囚われのシンデレラーafter storyー
早く――なんて願うまでもなく、パリへの渡航と日本へ帰国する準備、コンクールのことで取材を受けたりしていたら、夏季休暇前の授業最終日はすぐにやって来た。
この日、同じ門下の子たちが企画して、私のためにお祝いの会を開いてくれることになっていた。
ありがたいことに、先生からその会場にとご自宅を提供してくれたらしい。
有志10人くらいがそこに集まった。
「――アズサのチャイコフスキー3位に乾杯! それから、偉大なる我がロシアの誇り、チャイコフスキーに乾杯!」
ビールを口にしてから、集まった人たちに「ありがとう」と言った。
「みんなも、アズサに続くようにしっかり精進しなさい。この音楽院に遊びに来た奴なんていないはずだからな」
先生が学生たちに叱咤する。
「もちろんです、先生。次は、私の番です」
「いや、僕が先だ」
ここにいる皆が、それぞれにコンクールを目指している。
会の最初のうちは、いろんな人からお祝いの言葉を送られそれに応えていた。
でも、時間と共に会話の内容は深くなって行く。
「アズサ。
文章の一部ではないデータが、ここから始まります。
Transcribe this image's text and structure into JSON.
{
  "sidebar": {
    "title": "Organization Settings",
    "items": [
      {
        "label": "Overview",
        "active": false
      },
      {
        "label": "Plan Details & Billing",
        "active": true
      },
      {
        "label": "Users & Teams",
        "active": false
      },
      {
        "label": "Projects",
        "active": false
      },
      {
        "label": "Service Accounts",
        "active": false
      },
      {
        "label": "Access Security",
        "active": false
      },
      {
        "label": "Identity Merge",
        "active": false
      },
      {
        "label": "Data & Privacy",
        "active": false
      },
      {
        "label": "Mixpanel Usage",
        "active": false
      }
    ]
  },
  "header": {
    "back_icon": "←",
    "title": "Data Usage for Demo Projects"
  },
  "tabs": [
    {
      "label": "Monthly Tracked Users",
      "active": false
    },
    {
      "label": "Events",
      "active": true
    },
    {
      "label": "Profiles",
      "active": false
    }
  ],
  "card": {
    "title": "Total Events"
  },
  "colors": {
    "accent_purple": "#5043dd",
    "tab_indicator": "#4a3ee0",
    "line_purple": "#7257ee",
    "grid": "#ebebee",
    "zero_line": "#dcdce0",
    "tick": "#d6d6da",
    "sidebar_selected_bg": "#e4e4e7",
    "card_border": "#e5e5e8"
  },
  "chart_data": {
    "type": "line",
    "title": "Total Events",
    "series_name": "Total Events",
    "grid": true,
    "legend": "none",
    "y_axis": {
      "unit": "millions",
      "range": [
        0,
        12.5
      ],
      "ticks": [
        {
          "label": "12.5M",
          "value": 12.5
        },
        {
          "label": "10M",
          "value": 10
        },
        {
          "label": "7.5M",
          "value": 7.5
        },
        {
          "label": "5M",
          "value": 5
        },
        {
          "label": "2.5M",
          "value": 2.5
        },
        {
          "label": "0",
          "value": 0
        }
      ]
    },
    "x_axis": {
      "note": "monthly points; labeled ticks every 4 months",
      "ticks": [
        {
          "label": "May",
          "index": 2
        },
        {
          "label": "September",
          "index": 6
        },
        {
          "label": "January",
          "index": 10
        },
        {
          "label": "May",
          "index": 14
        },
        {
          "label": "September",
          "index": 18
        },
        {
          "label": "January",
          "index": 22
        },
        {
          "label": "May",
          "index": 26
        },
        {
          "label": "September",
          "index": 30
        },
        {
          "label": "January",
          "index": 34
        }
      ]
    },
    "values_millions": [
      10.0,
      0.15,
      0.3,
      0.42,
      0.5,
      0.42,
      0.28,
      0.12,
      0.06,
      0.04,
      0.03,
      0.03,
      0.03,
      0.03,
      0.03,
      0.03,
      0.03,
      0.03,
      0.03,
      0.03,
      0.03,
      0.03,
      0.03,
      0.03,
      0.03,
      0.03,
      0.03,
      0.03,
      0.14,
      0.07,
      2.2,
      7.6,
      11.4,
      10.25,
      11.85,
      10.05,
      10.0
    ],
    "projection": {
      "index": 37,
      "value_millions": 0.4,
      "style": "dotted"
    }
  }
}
日本のレコード会社から連絡来たんでしょう? もしかして、CDデビュー?」
「まだ詳しいことは分からない。ちょうど夏休みに帰国するから、そこでレコード会社の人と話をすることになってる」
コンクールが終わってすぐ、レコード会社から連絡が来た時には本当にびっくりした。これが、大きなコンクールに入賞するということなんだと実感した。
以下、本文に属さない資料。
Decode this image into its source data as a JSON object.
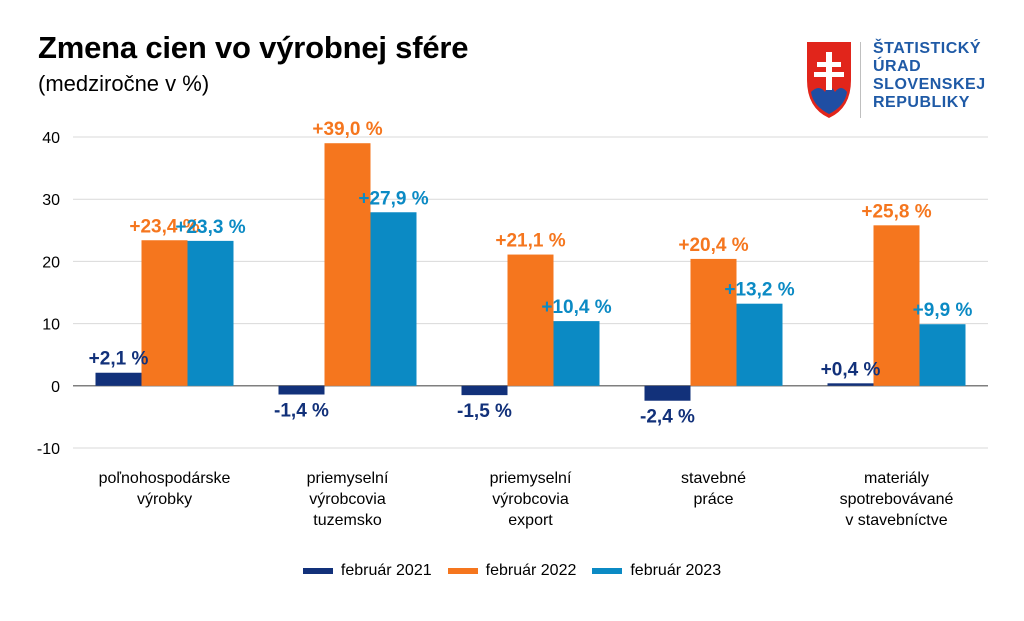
{
  "header": {
    "title": "Zmena cien vo výrobnej sfére",
    "subtitle": "(medziročne v %)"
  },
  "logo": {
    "lines": [
      "ŠTATISTICKÝ",
      "ÚRAD",
      "SLOVENSKEJ",
      "REPUBLIKY"
    ],
    "text_color": "#1f5aa6"
  },
  "chart_data": {
    "type": "bar",
    "title": "Zmena cien vo výrobnej sfére",
    "subtitle": "(medziročne v %)",
    "xlabel": "",
    "ylabel": "",
    "ylim": [
      -10,
      40
    ],
    "yticks": [
      40,
      30,
      20,
      10,
      0,
      -10
    ],
    "grid": true,
    "legend_position": "bottom",
    "categories": [
      [
        "poľnohospodárske",
        "výrobky"
      ],
      [
        "priemyselní",
        "výrobcovia",
        "tuzemsko"
      ],
      [
        "priemyselní",
        "výrobcovia",
        "export"
      ],
      [
        "stavebné",
        "práce"
      ],
      [
        "materiály",
        "spotrebovávané",
        "v stavebníctve"
      ]
    ],
    "series": [
      {
        "name": "február 2021",
        "color": "#12317a",
        "values": [
          2.1,
          -1.4,
          -1.5,
          -2.4,
          0.4
        ],
        "labels": [
          "+2,1 %",
          "-1,4 %",
          "-1,5 %",
          "-2,4 %",
          "+0,4 %"
        ]
      },
      {
        "name": "február 2022",
        "color": "#f5761e",
        "values": [
          23.4,
          39.0,
          21.1,
          20.4,
          25.8
        ],
        "labels": [
          "+23,4 %",
          "+39,0 %",
          "+21,1 %",
          "+20,4 %",
          "+25,8 %"
        ]
      },
      {
        "name": "február 2023",
        "color": "#0b8ac4",
        "values": [
          23.3,
          27.9,
          10.4,
          13.2,
          9.9
        ],
        "labels": [
          "+23,3 %",
          "+27,9 %",
          "+10,4 %",
          "+13,2 %",
          "+9,9 %"
        ]
      }
    ]
  }
}
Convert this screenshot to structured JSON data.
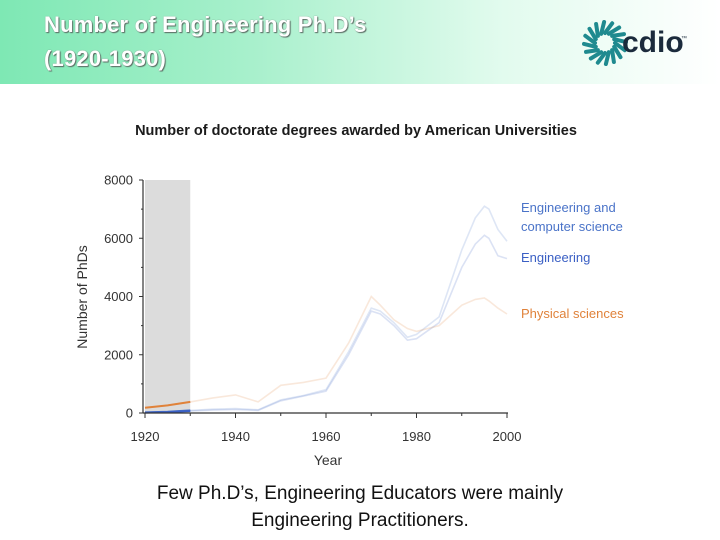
{
  "slide": {
    "title_lines": [
      "Number of Engineering Ph.D’s",
      "(1920-1930)"
    ],
    "caption_lines": [
      "Few Ph.D’s, Engineering Educators were mainly",
      "Engineering Practitioners."
    ]
  },
  "logo": {
    "text": "cdio",
    "trademark": "™",
    "icon": "cdio-swirl-logo"
  },
  "colors": {
    "engineering_cs": "#4a73c8",
    "engineering": "#3a5fc4",
    "physical_sciences": "#e0823a",
    "highlight_band": "#dcdcdc"
  },
  "chart_data": {
    "type": "line",
    "title": "Number of doctorate degrees awarded by American Universities",
    "xlabel": "Year",
    "ylabel": "Number of PhDs",
    "xlim": [
      1920,
      2000
    ],
    "ylim": [
      0,
      8000
    ],
    "x_ticks": [
      1920,
      1940,
      1960,
      1980,
      2000
    ],
    "y_ticks": [
      0,
      2000,
      4000,
      6000,
      8000
    ],
    "highlight_range": [
      1920,
      1930
    ],
    "grid": false,
    "legend": "right",
    "series": [
      {
        "name": "Engineering and computer science",
        "color": "#4a73c8",
        "points": [
          [
            1920,
            20
          ],
          [
            1925,
            40
          ],
          [
            1930,
            90
          ],
          [
            1935,
            130
          ],
          [
            1940,
            150
          ],
          [
            1945,
            110
          ],
          [
            1950,
            450
          ],
          [
            1955,
            600
          ],
          [
            1960,
            800
          ],
          [
            1965,
            2100
          ],
          [
            1970,
            3600
          ],
          [
            1972,
            3500
          ],
          [
            1975,
            3100
          ],
          [
            1978,
            2600
          ],
          [
            1980,
            2700
          ],
          [
            1985,
            3300
          ],
          [
            1990,
            5600
          ],
          [
            1993,
            6700
          ],
          [
            1995,
            7100
          ],
          [
            1996,
            7000
          ],
          [
            1998,
            6300
          ],
          [
            2000,
            5900
          ]
        ]
      },
      {
        "name": "Engineering",
        "color": "#3a5fc4",
        "points": [
          [
            1920,
            15
          ],
          [
            1925,
            30
          ],
          [
            1930,
            70
          ],
          [
            1935,
            100
          ],
          [
            1940,
            120
          ],
          [
            1945,
            90
          ],
          [
            1950,
            420
          ],
          [
            1955,
            580
          ],
          [
            1960,
            750
          ],
          [
            1965,
            2000
          ],
          [
            1970,
            3500
          ],
          [
            1972,
            3400
          ],
          [
            1975,
            3000
          ],
          [
            1978,
            2500
          ],
          [
            1980,
            2550
          ],
          [
            1985,
            3100
          ],
          [
            1990,
            5000
          ],
          [
            1993,
            5800
          ],
          [
            1995,
            6100
          ],
          [
            1996,
            6000
          ],
          [
            1998,
            5400
          ],
          [
            2000,
            5300
          ]
        ]
      },
      {
        "name": "Physical sciences",
        "color": "#e0823a",
        "points": [
          [
            1920,
            180
          ],
          [
            1925,
            260
          ],
          [
            1930,
            380
          ],
          [
            1935,
            520
          ],
          [
            1940,
            620
          ],
          [
            1945,
            380
          ],
          [
            1950,
            950
          ],
          [
            1955,
            1050
          ],
          [
            1960,
            1200
          ],
          [
            1965,
            2400
          ],
          [
            1970,
            4000
          ],
          [
            1972,
            3700
          ],
          [
            1975,
            3200
          ],
          [
            1978,
            2900
          ],
          [
            1980,
            2800
          ],
          [
            1985,
            3000
          ],
          [
            1990,
            3700
          ],
          [
            1993,
            3900
          ],
          [
            1995,
            3950
          ],
          [
            1996,
            3850
          ],
          [
            1998,
            3600
          ],
          [
            2000,
            3400
          ]
        ]
      }
    ]
  }
}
「さすが、チャイコフスキー3位だよね。日本人の入賞者はアズサだけだったし。それに、アズサ、綺麗だから。今の時代、ビジュアルがいいのは絶対に有利」
「コンサートに男を呼べる!」
私をそっちのけで勝手なことを言っている彼女たちを、苦笑いしながら見つめる。私より若い子ばかりだから致し方ない。
「男と言えば――」
一人の子が、ニヤリとしながら私に視線を向けた。